I weighed myself yesterday. I was 16 stone 9. And I wasn’t surprised. I’ve been gaining steadily right through my relapse. The biggest relapse of my life. I’ve been off work for 5 months now. Five months of struggle, struggle to get better, to eat well, to keep positive. And I say struggle, because a lot of the time I haven’t managed those things.

During this time, I’ve turned my back on dieting. My naturopath suggested a book called ‘Intuitive eating’. It reinforced the messages that I first recieved from Pete, of listening to my body, heeding my hunger signals, and, crucially, stopping eating when full. That book started a subtle shift in my focus, away from weightwatchers and traditional diets, towards a much more, yes, intuitive process of listening to the innate, but supressed, wisdom of my body.

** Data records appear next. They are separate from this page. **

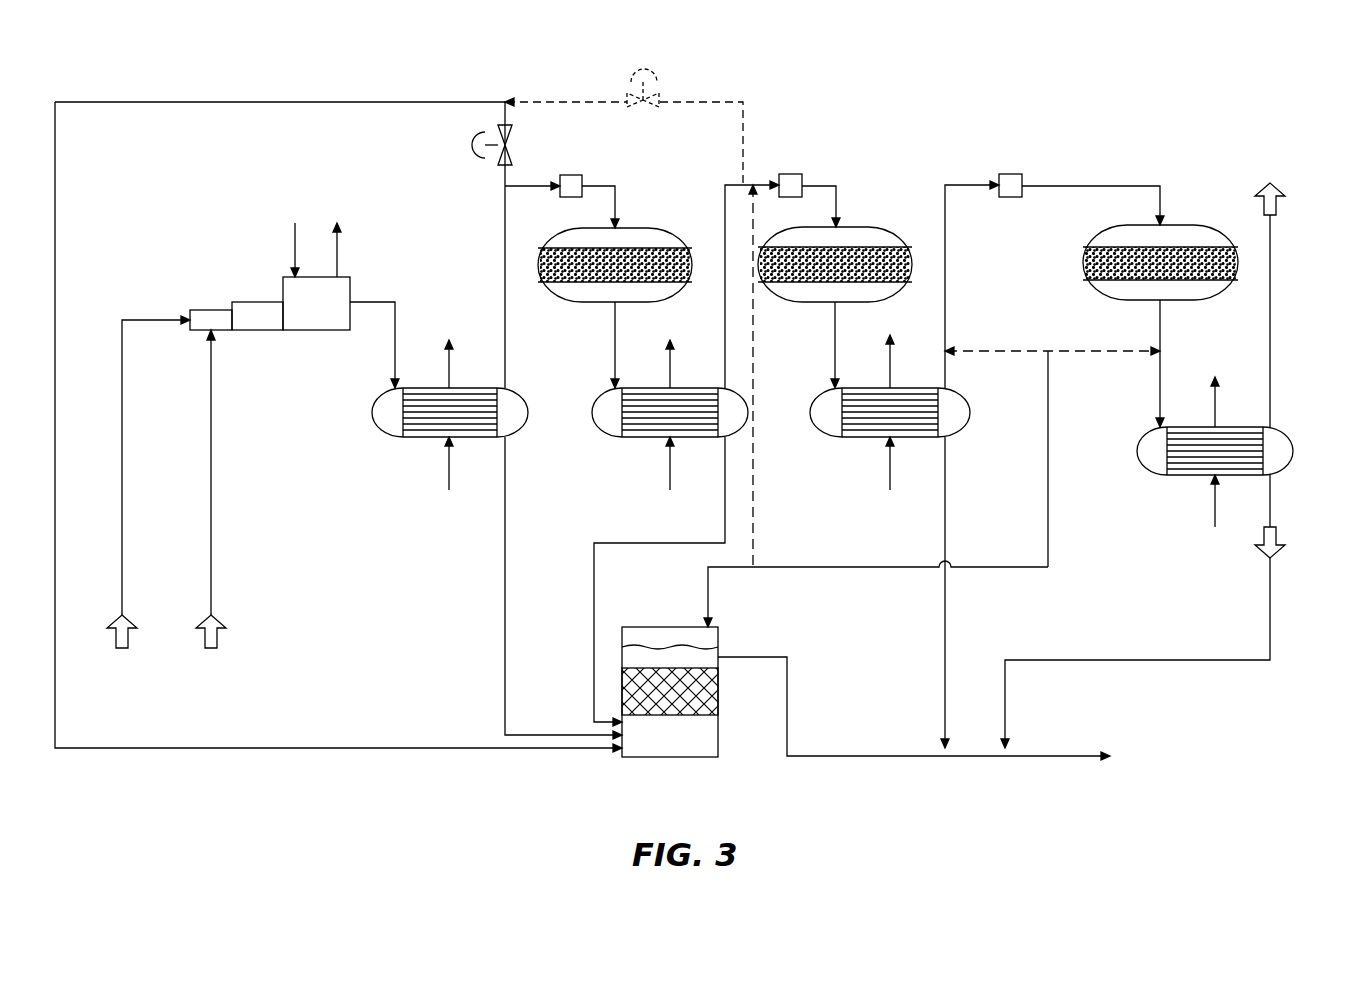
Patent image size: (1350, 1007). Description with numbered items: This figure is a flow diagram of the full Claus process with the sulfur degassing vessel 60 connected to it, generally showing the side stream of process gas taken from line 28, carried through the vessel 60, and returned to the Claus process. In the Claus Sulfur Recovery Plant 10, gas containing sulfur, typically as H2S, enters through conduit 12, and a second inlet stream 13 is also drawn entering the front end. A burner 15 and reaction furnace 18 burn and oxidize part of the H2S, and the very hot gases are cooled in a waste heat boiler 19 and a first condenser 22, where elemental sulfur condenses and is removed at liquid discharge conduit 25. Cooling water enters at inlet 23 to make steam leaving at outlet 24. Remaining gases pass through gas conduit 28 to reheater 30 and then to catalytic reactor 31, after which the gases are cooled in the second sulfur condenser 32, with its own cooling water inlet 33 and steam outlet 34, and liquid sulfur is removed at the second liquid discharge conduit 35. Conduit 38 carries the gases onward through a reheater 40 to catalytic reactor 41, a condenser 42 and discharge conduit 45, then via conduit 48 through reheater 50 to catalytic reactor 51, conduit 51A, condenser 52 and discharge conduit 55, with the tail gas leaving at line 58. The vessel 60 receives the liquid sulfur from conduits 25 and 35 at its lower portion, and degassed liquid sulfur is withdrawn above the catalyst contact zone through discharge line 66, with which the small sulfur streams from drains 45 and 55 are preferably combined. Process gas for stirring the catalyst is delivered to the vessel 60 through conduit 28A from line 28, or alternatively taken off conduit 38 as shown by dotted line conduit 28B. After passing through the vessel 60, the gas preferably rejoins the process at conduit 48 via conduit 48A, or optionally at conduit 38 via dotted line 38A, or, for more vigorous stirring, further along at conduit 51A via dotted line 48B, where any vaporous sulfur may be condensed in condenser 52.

The Claus Sulfur Recovery Plant 10 is at (1250, 143).
The conduit 12 is at (122, 410).
The solvent stream 13 is at (211, 547).
The burner 15 is at (212, 309).
The reaction furnace 18 is at (255, 332).
The waste heat boiler 19 is at (351, 290).
The first condenser 22 is at (370, 418).
The inlet 23 is at (449, 470).
The outlet 24 is at (449, 360).
The liquid discharge conduit 25 is at (505, 460).
The gas conduit 28 is at (505, 330).
The conduit 28A is at (408, 746).
The dotted line conduit 28B is at (706, 101).
The reheater 30 is at (565, 174).
The catalytic reactor 31 is at (640, 227).
The second sulfur condenser 32 is at (592, 415).
The coolant inlet 33 is at (670, 470).
The coolant outlet 34 is at (670, 360).
The second liquid discharge conduit 35 is at (725, 460).
The conduit 38 is at (727, 330).
The dotted line 38A is at (755, 525).
The pressure control valve 40 is at (790, 173).
The catalytic reactor 41 is at (860, 226).
The third heat exchanger 42 is at (838, 438).
The discharge conduit 45 is at (945, 458).
The conduit 48 is at (945, 286).
The conduit 48A is at (787, 568).
The dotted line 48B is at (1118, 350).
The pressure control valve 50 is at (1010, 173).
The catalytic reactor 51 is at (1185, 225).
The conduit 51A is at (1162, 310).
The condenser 52 is at (1137, 452).
The discharge conduit 55 is at (1270, 500).
The vapor outlet stream 58 is at (1270, 300).
The sulfur degassing vessel 60 is at (668, 758).
The degassed liquid sulfur discharge line 66 is at (787, 705).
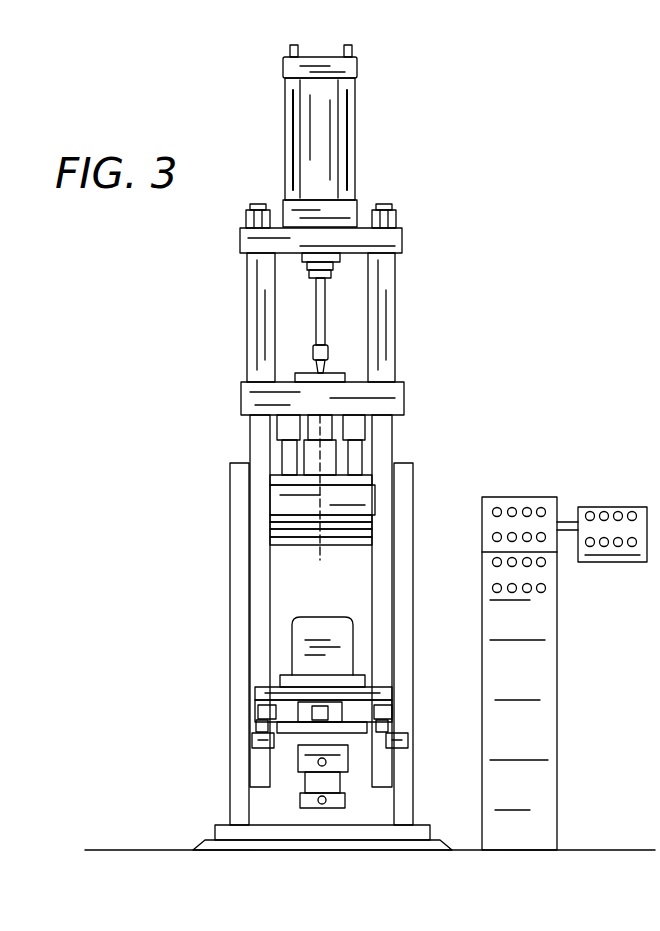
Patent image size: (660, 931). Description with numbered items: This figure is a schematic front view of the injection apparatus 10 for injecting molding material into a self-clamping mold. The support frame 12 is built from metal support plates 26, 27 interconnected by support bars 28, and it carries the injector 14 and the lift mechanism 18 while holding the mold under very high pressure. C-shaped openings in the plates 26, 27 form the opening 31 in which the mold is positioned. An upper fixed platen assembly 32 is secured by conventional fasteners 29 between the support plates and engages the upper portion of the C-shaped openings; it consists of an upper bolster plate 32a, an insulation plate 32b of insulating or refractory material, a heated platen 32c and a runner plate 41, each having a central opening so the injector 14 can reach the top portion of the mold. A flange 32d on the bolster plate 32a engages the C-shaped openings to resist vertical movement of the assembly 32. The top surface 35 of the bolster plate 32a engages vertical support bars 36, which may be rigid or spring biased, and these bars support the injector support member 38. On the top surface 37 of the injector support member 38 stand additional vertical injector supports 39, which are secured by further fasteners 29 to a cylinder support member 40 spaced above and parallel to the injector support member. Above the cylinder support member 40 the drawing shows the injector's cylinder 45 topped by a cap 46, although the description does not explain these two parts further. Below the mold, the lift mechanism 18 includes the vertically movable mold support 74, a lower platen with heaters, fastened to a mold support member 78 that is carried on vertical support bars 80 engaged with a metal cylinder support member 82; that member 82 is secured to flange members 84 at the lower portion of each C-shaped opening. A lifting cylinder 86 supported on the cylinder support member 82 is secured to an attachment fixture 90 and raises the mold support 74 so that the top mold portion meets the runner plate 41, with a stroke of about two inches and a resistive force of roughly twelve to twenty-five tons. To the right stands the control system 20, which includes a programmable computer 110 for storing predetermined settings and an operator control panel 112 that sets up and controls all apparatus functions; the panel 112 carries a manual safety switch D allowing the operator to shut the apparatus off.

In spite of this, I still found it incredibly difficult to stop eating when full, and to avoid eating when not hungry. At a certain point of despair, I posted on my ME support group forum, and a few friends suggested I try the Paul McKenna method.

Paul’s principles run along the same lines as those of Pete and the authors of Intuitive Eating. But five weeks in, I was, yet again, knowing the principles, but not really adhering to them. I was aware that I was full, but carried on eating. And I was aware that I started eating quite often BEFORE I was hungry.

So… I decided that as of today, I would start sharing my journey again. I am taking advantage of a slight improvement in my energy levels, which seems to be SO key in my life. Without the energy, my brain doesn’t want to function, my body is tired, and changing my habits is the last thing on my mind.

So here I am. Feel free to join me in the ride.